Que de beauté relie Nicolas Pesquès et Emily Dickinson dans ces vibrations de couleurs inassouvies. Pour eux, pour les lier encore, grâce à la lecture de ce billet-Arcane de la lieuse-liseuse des mondes enfouis dans la mer "ambre", Angèle, quelques vers d'Une âme en incandescence (traduits par Claire Malroux, dans l'édition de chez Corti, chapitre 12, pp. 46/47).

"Où des Bateaux de Pourpre - se balancent -
Sur des Mers Jonquille -
De fantastiques Marins - se mêlent -
Et puis - le Quai est immobile !(265)

Voilà - la terre - que baigne le Couchant -
Voilà - les Rives de la Mer Ambre -
Où surgit-elle - où déferle-t-elle -
C'est là - le Mystère de l'Occident !

Nuit après Nuit
Son pourpre négoce
Jonche le quai de Balles Opales -
Des navires marchands - au ras des Horizons -
Plongent - et comme Loriots s'évanouissent ! (266)"

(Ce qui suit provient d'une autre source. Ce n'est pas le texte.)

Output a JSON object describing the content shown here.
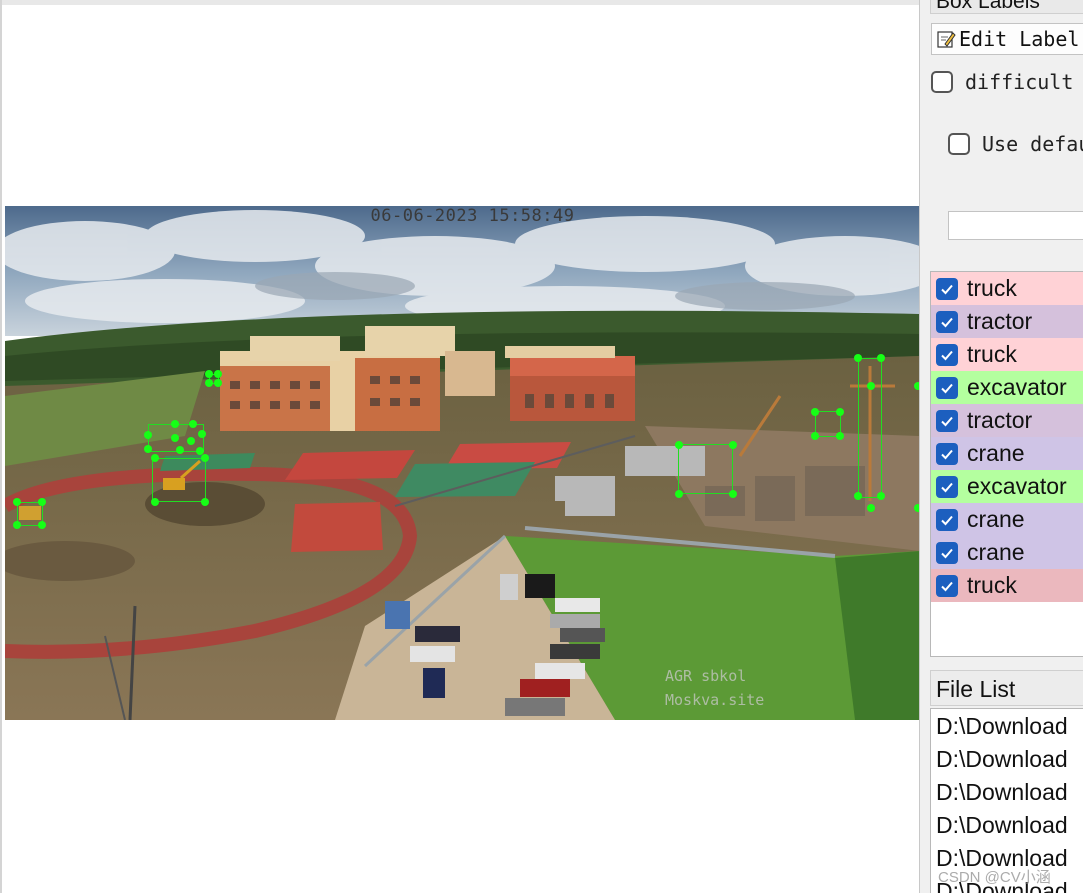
{
  "canvas": {
    "timestamp": "06-06-2023 15:58:49",
    "watermark_line1": "AGR sbkol",
    "watermark_line2": "Moskva.site"
  },
  "dock": {
    "box_labels_title": "Box Labels",
    "edit_label_button": "Edit Label",
    "difficult_label": "difficult",
    "use_default_label": "Use default label",
    "default_label_value": ""
  },
  "labels": [
    {
      "name": "truck",
      "bg": "#ffd2d6",
      "checked": true
    },
    {
      "name": "tractor",
      "bg": "#d5c1dc",
      "checked": true
    },
    {
      "name": "truck",
      "bg": "#ffd2d6",
      "checked": true
    },
    {
      "name": "excavator",
      "bg": "#b4ff9f",
      "checked": true
    },
    {
      "name": "tractor",
      "bg": "#d5c1dc",
      "checked": true
    },
    {
      "name": "crane",
      "bg": "#cfc4e6",
      "checked": true
    },
    {
      "name": "excavator",
      "bg": "#b4ff9f",
      "checked": true
    },
    {
      "name": "crane",
      "bg": "#cfc4e6",
      "checked": true
    },
    {
      "name": "crane",
      "bg": "#cfc4e6",
      "checked": true
    },
    {
      "name": "truck",
      "bg": "#ebb8be",
      "checked": true
    }
  ],
  "file_list": {
    "title": "File List",
    "items": [
      "D:\\Download",
      "D:\\Download",
      "D:\\Download",
      "D:\\Download",
      "D:\\Download",
      "D:\\Download"
    ]
  },
  "csdn_watermark": "CSDN @CV小涵",
  "icons": {
    "edit": "pencil-icon",
    "checked": "check-icon"
  }
}
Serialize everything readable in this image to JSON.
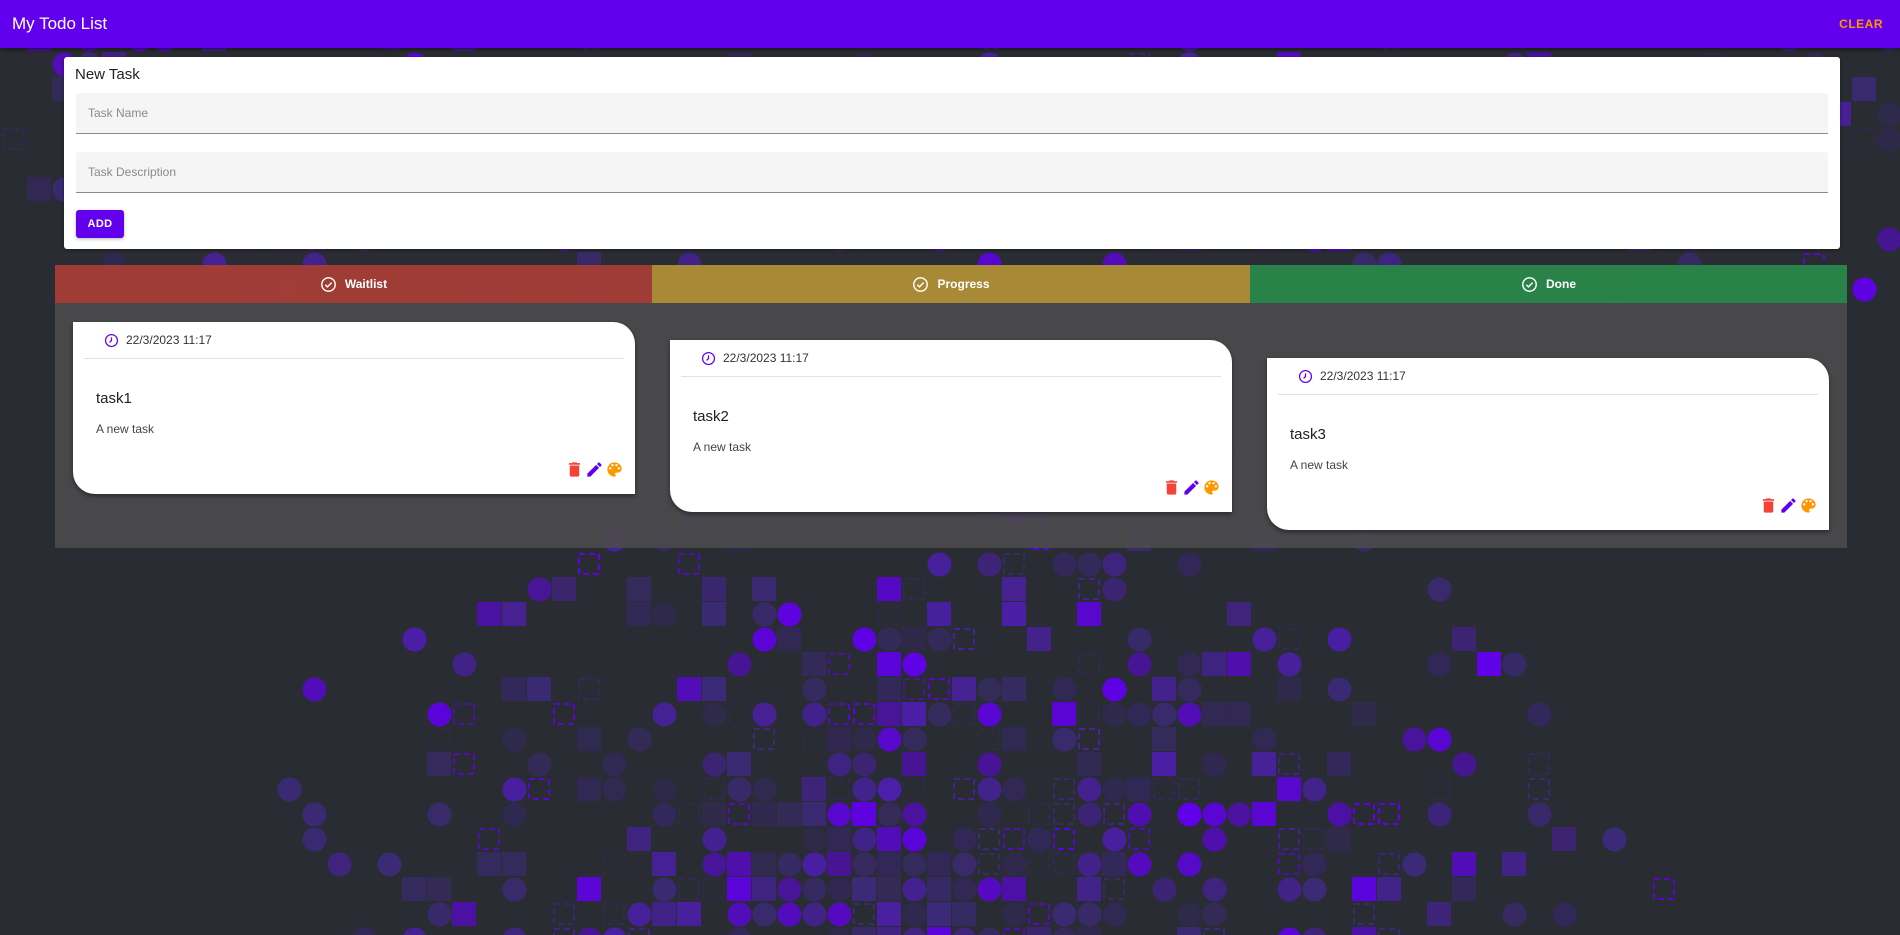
{
  "app": {
    "title": "My Todo List",
    "clear_label": "CLEAR"
  },
  "colors": {
    "primary": "#6200ee",
    "accent": "#ff9800",
    "waitlist": "#b23a32",
    "progress": "#ba9632",
    "done": "#248a48",
    "delete": "#f44336",
    "background": "#2a2c34"
  },
  "new_task": {
    "title": "New Task",
    "name_placeholder": "Task Name",
    "description_placeholder": "Task Description",
    "name_value": "",
    "description_value": "",
    "add_label": "ADD"
  },
  "columns": [
    {
      "name": "Waitlist",
      "icon": "check-circle-icon",
      "tasks": [
        {
          "date": "22/3/2023 11:17",
          "title": "task1",
          "description": "A new task"
        }
      ]
    },
    {
      "name": "Progress",
      "icon": "check-circle-icon",
      "tasks": [
        {
          "date": "22/3/2023 11:17",
          "title": "task2",
          "description": "A new task"
        }
      ]
    },
    {
      "name": "Done",
      "icon": "check-circle-icon",
      "tasks": [
        {
          "date": "22/3/2023 11:17",
          "title": "task3",
          "description": "A new task"
        }
      ]
    }
  ],
  "card_icons": [
    "clock-icon",
    "delete-icon",
    "edit-icon",
    "palette-icon"
  ]
}
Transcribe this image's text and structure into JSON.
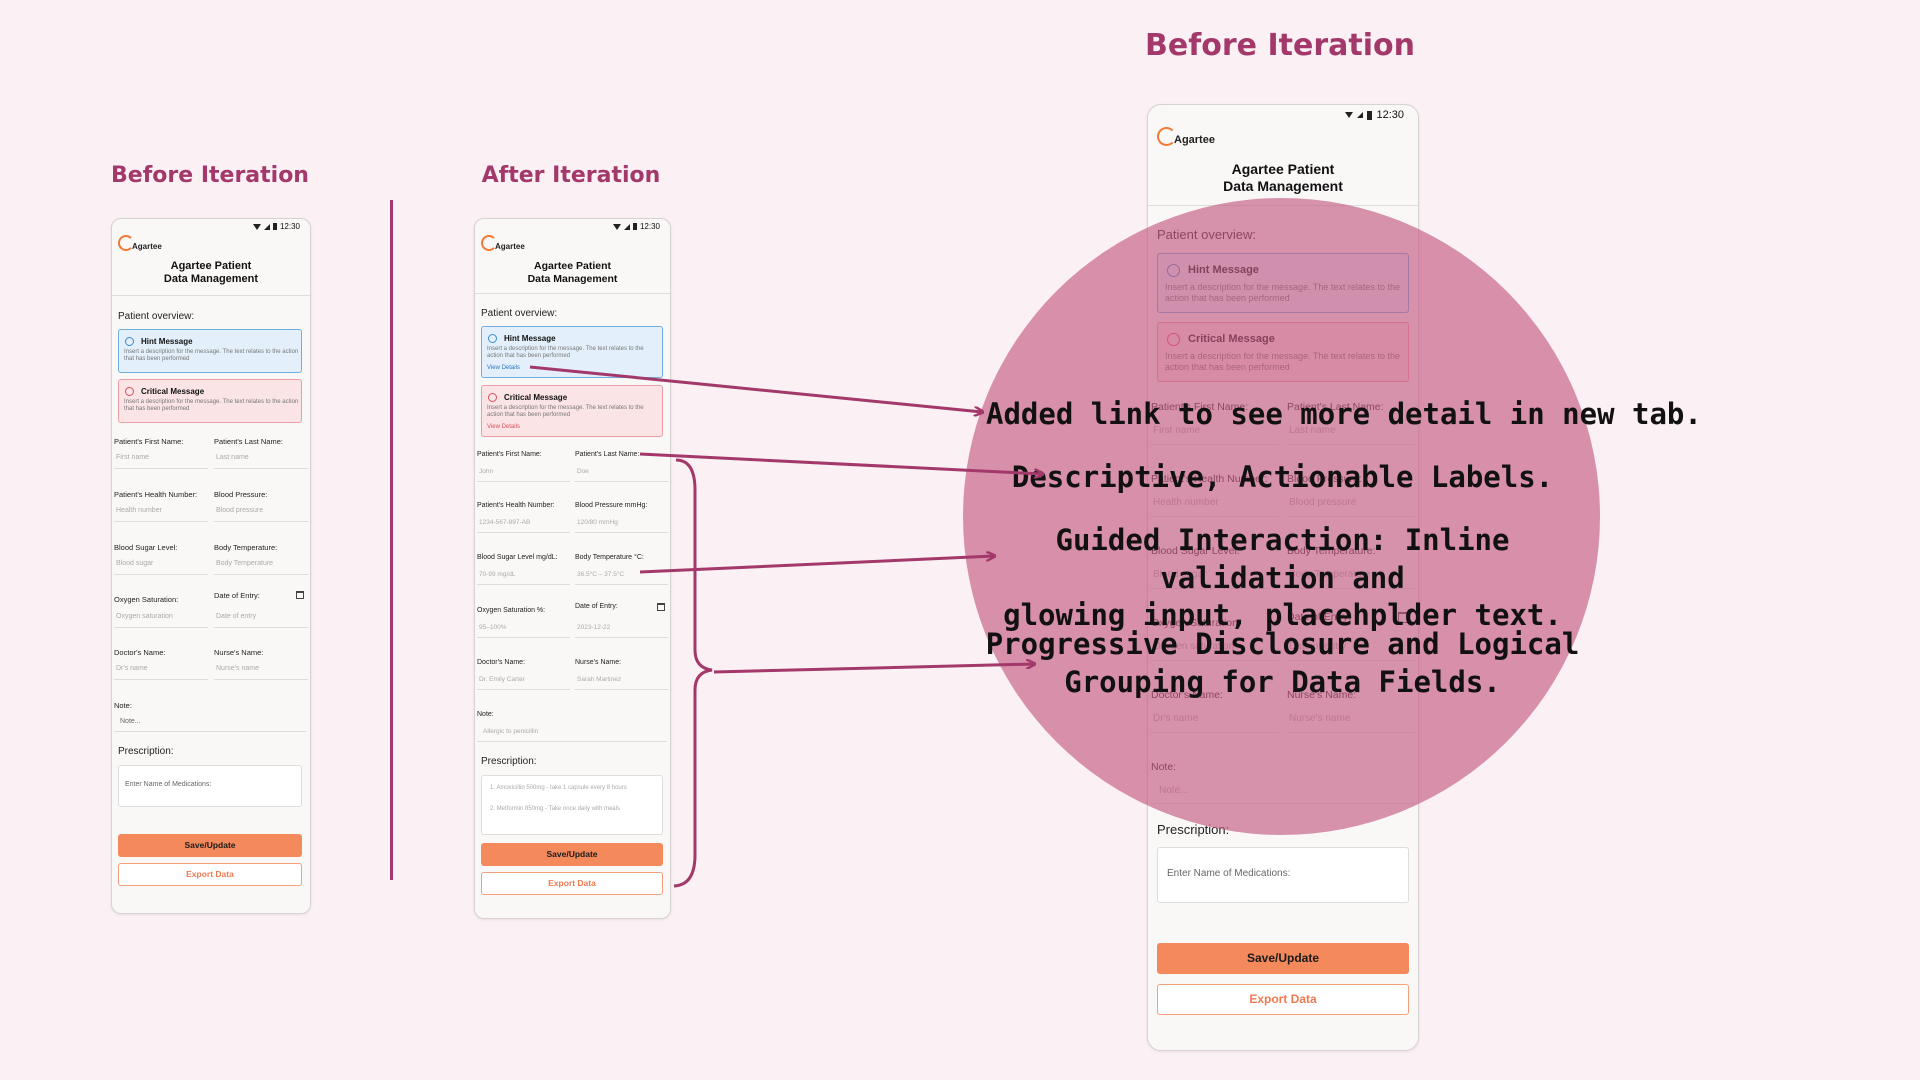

"Where Ships of Purple - gently toss -
On Seas of Daffodil -
Fantastic Sailors - mingle -
And then - the Wharf is still ! (265)

This - is the land - the Sunset washes -
These - are the Banks of the Yellow Sea -
Where it rose - or whither it rushes -
These - are the Western Mystery !

Night after Night
Her purple traffic
Strews the landing with Opal Bales -
Merchantmen - poise upon Horizons -
Dip - and vanish like Orioles ! (266)"



Merci, cher Yves, pour ce pur moment de bonheur. Cette musique est d'une rare profondeur et l'andante est mon passage préféré. Franz Schubert me touche jusqu'aux larmes et cette berceuse à la mort est d'une pureté et d'une douceur absolue. Et quel bel accompagnement du billet de votre épouse. Merci à tous deux pour tant de beauté.